Which is why hyperventilating is so bad, if I'm not mistaken... And why the whole "breathing into a paper bag" thing came to be?
And is also why oxygen starvation is NOT obvious. It does not make you gasp for air. What makes you gasp for air is excess CO2 in the blood.

In the 1980s a shift supervisor at Shell Haven refinery died by putting his head into a column that was being purged with nitrogen. Very foolish thing to do - and there was a big inquest into safety procedures of course. He would have got no feeling of asphyxiation to warn him, because his lungs would have been able to get rid of CO2 as normal.

When my wife was anaemic (due to chemotherapy) she became ill on the flight home from holiday: nauseous, light-headed, sweating, incontinent. It was oxygen starvation, due to the reduced cabin pressure at high altitude. But no gasping for air at all, just feeing lousy.
 
Not sure if people are aware, but it's possible to become infected with a form of algae. I knew someone with green patches on the skin, doctors said it probably wasn't a problem unless they spread.
 
And is also why oxygen starvation is NOT obvious. It does not make you gasp for air. What makes you gasp for air is excess CO2 in the blood.

In the 1980s a shift supervisor at Shell Haven refinery died by putting his head into a column that was being purged with nitrogen. Very foolish thing to do - and there was a big inquest into safety procedures of course. He would have got no feeling of asphyxiation to warn him, because his lungs would have been able to get rid of CO2 as normal.

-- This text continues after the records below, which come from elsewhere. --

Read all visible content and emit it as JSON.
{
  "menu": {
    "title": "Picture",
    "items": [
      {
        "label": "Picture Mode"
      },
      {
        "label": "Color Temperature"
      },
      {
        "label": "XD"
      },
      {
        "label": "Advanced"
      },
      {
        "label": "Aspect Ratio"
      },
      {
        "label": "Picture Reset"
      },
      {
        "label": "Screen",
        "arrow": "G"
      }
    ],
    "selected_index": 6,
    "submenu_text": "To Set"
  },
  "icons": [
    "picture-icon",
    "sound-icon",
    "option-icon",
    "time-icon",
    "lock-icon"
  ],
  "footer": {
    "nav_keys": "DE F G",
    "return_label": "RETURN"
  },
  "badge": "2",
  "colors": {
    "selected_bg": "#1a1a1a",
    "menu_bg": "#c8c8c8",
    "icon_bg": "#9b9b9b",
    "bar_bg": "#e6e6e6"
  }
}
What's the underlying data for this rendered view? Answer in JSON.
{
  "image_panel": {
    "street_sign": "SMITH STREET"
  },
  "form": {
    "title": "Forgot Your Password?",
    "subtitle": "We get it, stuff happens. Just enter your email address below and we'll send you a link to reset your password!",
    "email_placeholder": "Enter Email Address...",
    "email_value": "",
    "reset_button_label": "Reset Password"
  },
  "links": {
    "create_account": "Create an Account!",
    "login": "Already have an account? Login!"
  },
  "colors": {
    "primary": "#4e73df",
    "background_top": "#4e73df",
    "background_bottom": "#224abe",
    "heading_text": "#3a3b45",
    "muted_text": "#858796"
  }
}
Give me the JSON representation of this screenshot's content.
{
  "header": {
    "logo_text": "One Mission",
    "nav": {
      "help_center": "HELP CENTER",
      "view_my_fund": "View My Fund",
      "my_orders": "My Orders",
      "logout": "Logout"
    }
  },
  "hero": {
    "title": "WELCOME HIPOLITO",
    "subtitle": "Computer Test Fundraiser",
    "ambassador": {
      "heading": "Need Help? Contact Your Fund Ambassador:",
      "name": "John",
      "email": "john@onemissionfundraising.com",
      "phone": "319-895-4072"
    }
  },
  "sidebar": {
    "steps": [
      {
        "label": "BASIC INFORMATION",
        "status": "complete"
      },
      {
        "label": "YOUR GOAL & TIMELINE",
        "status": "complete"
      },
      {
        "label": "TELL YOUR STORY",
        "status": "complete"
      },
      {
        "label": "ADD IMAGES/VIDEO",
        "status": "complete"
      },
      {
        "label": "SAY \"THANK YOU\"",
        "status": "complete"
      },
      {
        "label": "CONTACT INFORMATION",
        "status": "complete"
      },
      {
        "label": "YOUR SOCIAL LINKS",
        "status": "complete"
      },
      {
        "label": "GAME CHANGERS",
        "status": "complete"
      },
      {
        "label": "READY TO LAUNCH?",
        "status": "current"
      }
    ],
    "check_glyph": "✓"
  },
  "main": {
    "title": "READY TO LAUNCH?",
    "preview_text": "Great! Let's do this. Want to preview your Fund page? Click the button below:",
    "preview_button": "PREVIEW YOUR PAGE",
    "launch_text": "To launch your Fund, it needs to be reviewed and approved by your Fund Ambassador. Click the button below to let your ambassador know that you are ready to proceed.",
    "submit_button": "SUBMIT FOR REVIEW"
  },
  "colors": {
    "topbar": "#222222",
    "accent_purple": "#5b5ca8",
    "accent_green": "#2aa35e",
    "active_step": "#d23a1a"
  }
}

When my wife was anaemic (due to chemotherapy) she became ill on the flight home from holiday: nauseous, light-headed, sweating, incontinent. It was oxygen starvation, due to the reduced cabin pressure at high altitude. But no gasping for air at all, just feeing lousy.
hope she is well.....
 
if we could use our hair for photosynthesis that be interesting ....

Well, I mean, as the quick n dirty calculations I ran above point out... it would do nearly nothing in the face of our daily caloric burn.